By utilizing these resources, individuals can learn more about terminal osseous dysplasia and connect with others who are going through similar experiences.
References
- GeneReviews: Terminal Osseous Dysplasia
- OMIM: Terminal Osseous Dysplasia
- National Organization for Rare Disorders: Terminal Osseous Dysplasia
- Orphanet: Terminal Osseous Dysplasia
- PubMed: Terminal Osseous Dysplasia
These resources provide information about Terminal Osseous Dysplasia and its causes. They include articles and scientific publications that discuss the condition and its genetic inheritance patterns. Additionally, they offer support and advocacy resources for patients and their families.
The condition, also known as Terminal Osseous Dysplasia-Pigmentary Changes, affects the development of bones in the hands and feet, causing abnormalities in the fingers and toes.
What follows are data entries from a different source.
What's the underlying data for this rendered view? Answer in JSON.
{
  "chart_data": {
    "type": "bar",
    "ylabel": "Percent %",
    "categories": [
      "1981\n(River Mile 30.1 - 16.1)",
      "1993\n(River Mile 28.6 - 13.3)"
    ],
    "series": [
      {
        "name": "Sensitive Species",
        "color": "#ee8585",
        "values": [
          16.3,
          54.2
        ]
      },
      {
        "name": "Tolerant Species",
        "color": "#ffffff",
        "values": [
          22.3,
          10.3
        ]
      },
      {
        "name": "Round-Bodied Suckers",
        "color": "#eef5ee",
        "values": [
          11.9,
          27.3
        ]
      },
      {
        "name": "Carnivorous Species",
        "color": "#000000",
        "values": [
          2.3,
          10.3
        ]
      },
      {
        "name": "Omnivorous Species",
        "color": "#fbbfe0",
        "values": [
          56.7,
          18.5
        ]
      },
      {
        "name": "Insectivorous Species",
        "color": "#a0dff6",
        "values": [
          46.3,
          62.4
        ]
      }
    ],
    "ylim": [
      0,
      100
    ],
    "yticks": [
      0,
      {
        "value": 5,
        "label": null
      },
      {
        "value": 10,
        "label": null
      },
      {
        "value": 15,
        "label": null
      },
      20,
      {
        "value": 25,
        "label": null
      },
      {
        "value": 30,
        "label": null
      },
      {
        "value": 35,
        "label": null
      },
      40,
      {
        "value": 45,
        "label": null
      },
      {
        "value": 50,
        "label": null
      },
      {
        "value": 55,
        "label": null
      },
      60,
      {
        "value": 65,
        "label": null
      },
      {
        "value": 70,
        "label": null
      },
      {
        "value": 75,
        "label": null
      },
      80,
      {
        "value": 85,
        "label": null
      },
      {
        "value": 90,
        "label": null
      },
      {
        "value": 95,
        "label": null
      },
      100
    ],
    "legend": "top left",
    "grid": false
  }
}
It is thought to be caused by changes in the FLNA gene, which codes for a protein involved in the development of skeletal muscles and connective tissues.
Testing for Terminal Osseous Dysplasia can be done through genetic testing, which allows for the detection of changes in the FLNA gene. X-linked inheritance is the most common pattern of inheritance for this condition, with males being more severely affected. X-inactivation in females can lead to variability in the severity of the condition.
Chromosomes, genes, and proteins play a role in the development of Terminal Osseous Dysplasia, and studying these factors helps to learn more about the condition. Other related conditions, such as Otopalatodigital Syndrome Types 1 and 2, have similar involvement of the FLNA gene.
Information from these references supports further research on Terminal Osseous Dysplasia and allows for a better understanding of the condition and its associated genetic changes. The frequency of this condition is currently unknown, and continued research may provide more information on its prevalence and spectrum of symptoms.